Zhao Haifeng, Zhang Yizhuo, Xiao Gangfeng, Wu Ningning, Xu Jianfen, Fang Zhi
Key Laboratory of Cancer Prevention and Therapy, Department of Hematology and Oncology, Tianjin Medical University Cancer Institute and Hospital, National Clinical Research Center for Cancer , Tianjin , PR China and.
Autoimmunity. 2014 Nov;47(7):478-81. doi: 10.3109/08916934.2014.921812. Epub 2014 Jun 4.
Interleukin-18 (IL-18) is a T helper 1 cytokine, which is postulated to play a role in immune thrombocytopenia (ITP). The aim of this study was to determine whether IL-18 promoter gene -607 A/C polymorphism was associated with ITP. Three-hundred and fifty-four Chinese ITP patients and 300 Chinese healthy individuals were enrolled. Genomic DNA was extracted from the peripheral blood. Polymerase chain reaction-restriction fragment length polymorphism (RFLP) was used to genotype the DNA samples for single nucleotide polymorphism (SNP)-607. Allelic and genotypic frequencies were compared between the case-control groups by the chi-square test. The results showed that the frequencies of the CC, CA and AA genotypes and C and A allele were 32.4, 47.8, 19.8, 56.4 and 43.6% in ITP patients and 32.3, 50.4, 17.3, 57.5 and 42.5% in the controls, respectively. There was no significant difference in either genotypes or allelic distribution between ITP patients and the controls. Furthermore, stratified analysis by the platelet count, age and disease course including ITP with severe thrombocytopenia (sITP), non-sITP, acute adult, chronic adult, acute childhood and chronic childhood revealed no significant difference in genotype and alleles distribution. In conclusion, this polymorphism was almost equally distributed between ITP patients and the controls. These data showed that this SNP may not be used as a stratification marker to predict the susceptibility to Chinese ITP.

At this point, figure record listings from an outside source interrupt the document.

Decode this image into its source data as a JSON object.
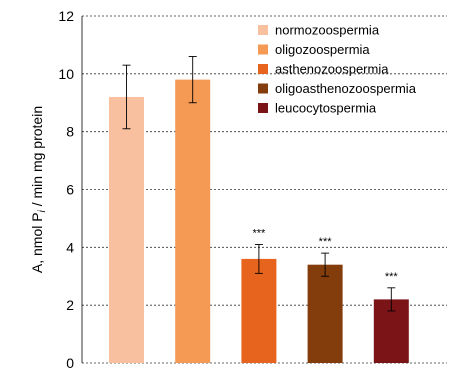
{
  "chart_data": {
    "type": "bar",
    "ylabel_prefix": "A, nmol P",
    "ylabel_sub": "i",
    "ylabel_suffix": " / min mg protein",
    "ylim": [
      0,
      12
    ],
    "yticks": [
      "0",
      "2",
      "4",
      "6",
      "8",
      "10",
      "12"
    ],
    "grid": true,
    "legend_position": "top-right",
    "series": [
      {
        "name": "normozoospermia",
        "value": 9.2,
        "error": 1.1,
        "significance": "",
        "color": "#f9c09f"
      },
      {
        "name": "oligozoospermia",
        "value": 9.8,
        "error": 0.8,
        "significance": "",
        "color": "#f59a55"
      },
      {
        "name": "asthenozoospermia",
        "value": 3.6,
        "error": 0.5,
        "significance": "***",
        "color": "#e6641e"
      },
      {
        "name": "oligoasthenozoospermia",
        "value": 3.4,
        "error": 0.4,
        "significance": "***",
        "color": "#833c0b"
      },
      {
        "name": "leucocytospermia",
        "value": 2.2,
        "error": 0.4,
        "significance": "***",
        "color": "#7b1417"
      }
    ]
  }
}
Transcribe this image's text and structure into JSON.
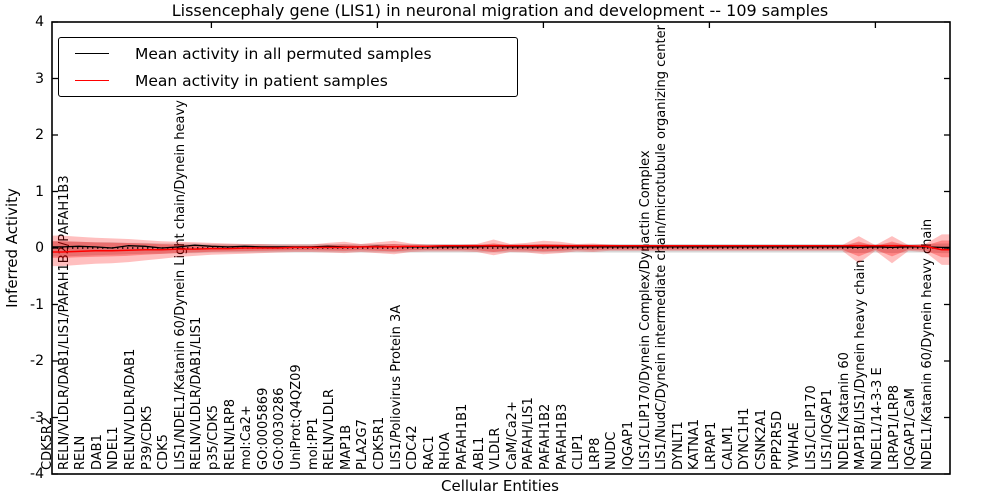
{
  "figure": {
    "background": "#ffffff",
    "accent_red": "#ff0000",
    "axes_color": "#000000"
  },
  "chart_data": {
    "type": "line",
    "title": "Lissencephaly gene (LIS1) in neuronal migration and development -- 109 samples",
    "xlabel": "Cellular Entities",
    "ylabel": "Inferred Activity",
    "ylim": [
      -4,
      4
    ],
    "ytick_values": [
      4,
      3,
      2,
      1,
      0,
      -1,
      -2,
      -3,
      -4
    ],
    "yticks": [
      "4",
      "3",
      "2",
      "1",
      "0",
      "-1",
      "-2",
      "-3",
      "-4"
    ],
    "xtick_top_indices": [
      9,
      19,
      29,
      39,
      49
    ],
    "legend_position": "upper left",
    "grid": false,
    "categories": [
      "CDK5R2",
      "RELN/VLDLR/DAB1/LIS1/PAFAH1B2/PAFAH1B3",
      "RELN",
      "DAB1",
      "NDEL1",
      "RELN/VLDLR/DAB1",
      "P39/CDK5",
      "CDK5",
      "LIS1/NDEL1/Katanin 60/Dynein Light chain/Dynein heavy chain",
      "RELN/VLDLR/DAB1/LIS1",
      "p35/CDK5",
      "RELN/LRP8",
      "mol:Ca2+",
      "GO:0005869",
      "GO:0030286",
      "UniProt:Q4QZ09",
      "mol:PP1",
      "RELN/VLDLR",
      "MAP1B",
      "PLA2G7",
      "CDK5R1",
      "LIS1/Poliovirus Protein 3A",
      "CDC42",
      "RAC1",
      "RHOA",
      "PAFAH1B1",
      "ABL1",
      "VLDLR",
      "CaM/Ca2+",
      "PAFAH/LIS1",
      "PAFAH1B2",
      "PAFAH1B3",
      "CLIP1",
      "LRP8",
      "NUDC",
      "IQGAP1",
      "LIS1/CLIP170/Dynein Complex/Dynactin Complex",
      "LIS1/NudC/Dynein intermediate chain/microtubule organizing center",
      "DYNLT1",
      "KATNA1",
      "LRPAP1",
      "CALM1",
      "DYNC1H1",
      "CSNK2A1",
      "PPP2R5D",
      "YWHAE",
      "LIS1/CLIP170",
      "LIS1/IQGAP1",
      "NDEL1/Katanin 60",
      "MAP1B/LIS1/Dynein heavy chain",
      "NDEL1/14-3-3 E",
      "LRPAP1/LRP8",
      "IQGAP1/CaM",
      "NDEL1/Katanin 60/Dynein heavy chain"
    ],
    "series": [
      {
        "name": "Mean activity in all permuted samples",
        "color": "#000000",
        "values": [
          0.02,
          0.03,
          0.02,
          0.0,
          0.04,
          0.03,
          0.0,
          0.02,
          0.05,
          0.03,
          0.02,
          0.03,
          0.02,
          0.02,
          0.02,
          0.02,
          0.03,
          0.02,
          0.02,
          0.03,
          0.02,
          0.02,
          0.02,
          0.02,
          0.02,
          0.02,
          0.03,
          0.02,
          0.02,
          0.02,
          0.02,
          0.02,
          0.02,
          0.02,
          0.02,
          0.02,
          0.02,
          0.02,
          0.02,
          0.02,
          0.02,
          0.02,
          0.02,
          0.02,
          0.02,
          0.02,
          0.02,
          0.02,
          0.01,
          0.02,
          0.01,
          0.02,
          0.02,
          0.01
        ]
      },
      {
        "name": "Mean activity in patient samples",
        "color": "#ff0000",
        "values": [
          -0.07,
          -0.06,
          -0.05,
          -0.05,
          -0.04,
          -0.03,
          -0.03,
          -0.02,
          -0.02,
          -0.01,
          -0.01,
          0.0,
          0.0,
          0.0,
          0.01,
          0.01,
          0.01,
          0.01,
          0.02,
          0.02,
          0.02,
          0.03,
          0.03,
          0.04,
          0.04,
          0.04,
          0.04,
          0.04,
          0.04,
          0.04,
          0.04,
          0.04,
          0.04,
          0.04,
          0.04,
          0.04,
          0.04,
          0.04,
          0.04,
          0.04,
          0.04,
          0.04,
          0.04,
          0.04,
          0.04,
          0.04,
          0.04,
          0.04,
          0.04,
          0.04,
          0.04,
          0.04,
          0.03,
          -0.03
        ]
      }
    ],
    "bands": [
      {
        "name": "permuted-sample-envelope",
        "color": "rgba(0,0,0,0.16)",
        "upper": [
          0.12,
          0.11,
          0.1,
          0.1,
          0.09,
          0.09,
          0.08,
          0.08,
          0.08,
          0.07,
          0.07,
          0.07,
          0.07,
          0.07,
          0.07,
          0.07,
          0.07,
          0.07,
          0.07,
          0.07,
          0.07,
          0.07,
          0.07,
          0.07,
          0.07,
          0.07,
          0.07,
          0.07,
          0.07,
          0.07,
          0.07,
          0.07,
          0.07,
          0.07,
          0.07,
          0.07,
          0.07,
          0.07,
          0.07,
          0.07,
          0.07,
          0.07,
          0.07,
          0.07,
          0.07,
          0.07,
          0.07,
          0.07,
          0.08,
          0.07,
          0.08,
          0.07,
          0.07,
          0.08
        ],
        "lower": [
          0.15,
          0.14,
          0.13,
          0.12,
          0.11,
          0.1,
          0.1,
          0.09,
          0.09,
          0.08,
          0.08,
          0.08,
          0.08,
          0.08,
          0.08,
          0.08,
          0.08,
          0.08,
          0.08,
          0.08,
          0.08,
          0.08,
          0.08,
          0.08,
          0.08,
          0.08,
          0.08,
          0.08,
          0.08,
          0.08,
          0.08,
          0.08,
          0.08,
          0.08,
          0.08,
          0.08,
          0.08,
          0.08,
          0.08,
          0.08,
          0.08,
          0.08,
          0.08,
          0.08,
          0.08,
          0.08,
          0.08,
          0.08,
          0.09,
          0.08,
          0.09,
          0.08,
          0.08,
          0.09
        ]
      },
      {
        "name": "patient-sample-envelope",
        "color": "rgba(255,0,0,0.25)",
        "inner_color": "rgba(255,0,0,0.30)",
        "inner_scale": 0.55,
        "upper": [
          0.22,
          0.2,
          0.18,
          0.17,
          0.16,
          0.14,
          0.12,
          0.11,
          0.1,
          0.09,
          0.08,
          0.07,
          0.07,
          0.06,
          0.06,
          0.06,
          0.09,
          0.11,
          0.07,
          0.1,
          0.13,
          0.08,
          0.06,
          0.06,
          0.06,
          0.07,
          0.15,
          0.07,
          0.09,
          0.13,
          0.11,
          0.07,
          0.08,
          0.06,
          0.05,
          0.05,
          0.05,
          0.05,
          0.05,
          0.05,
          0.05,
          0.05,
          0.05,
          0.05,
          0.05,
          0.05,
          0.05,
          0.05,
          0.21,
          0.05,
          0.21,
          0.05,
          0.07,
          0.24
        ],
        "lower": [
          0.32,
          0.3,
          0.28,
          0.27,
          0.25,
          0.22,
          0.19,
          0.16,
          0.14,
          0.12,
          0.11,
          0.1,
          0.09,
          0.08,
          0.07,
          0.07,
          0.08,
          0.09,
          0.07,
          0.09,
          0.11,
          0.07,
          0.06,
          0.06,
          0.06,
          0.07,
          0.13,
          0.07,
          0.08,
          0.11,
          0.09,
          0.06,
          0.07,
          0.05,
          0.05,
          0.05,
          0.05,
          0.05,
          0.05,
          0.05,
          0.05,
          0.05,
          0.05,
          0.05,
          0.05,
          0.05,
          0.05,
          0.05,
          0.27,
          0.05,
          0.27,
          0.05,
          0.07,
          0.3
        ]
      }
    ],
    "zero_line": {
      "style": "dotted",
      "color": "#000000",
      "y": 0
    }
  }
}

白细胞介素-18(IL-18)是一种辅助性T细胞1细胞因子,据推测在免疫性血小板减少症(ITP)中发挥作用。本研究的目的是确定IL-18启动子基因-607 A/C多态性是否与ITP相关。纳入了354例中国ITP患者和300例中国健康个体。从外周血中提取基因组DNA。采用聚合酶链反应-限制性片段长度多态性(RFLP)对DNA样本进行单核苷酸多态性(SNP)-607基因分型。通过卡方检验比较病例对照组之间的等位基因和基因型频率。结果显示,ITP患者中CC、CA和AA基因型以及C和A等位基因的频率分别为32.4%、47.8%、19.8%、56.4%和43.6%,对照组中分别为32.3%、50.4%、17.3%、57.5%和42.5%。ITP患者与对照组在基因型或等位基因分布上均无显著差异。此外,按血小板计数、年龄和病程进行分层分析,包括重度血小板减少性ITP(sITP)、非sITP、成人急性、成人慢性、儿童急性和儿童慢性,结果显示基因型和等位基因分布无显著差异。总之,这种多态性在ITP患者和对照组之间分布几乎相同。这些数据表明,该SNP可能不能用作预测中国ITP易感性的分层标志物。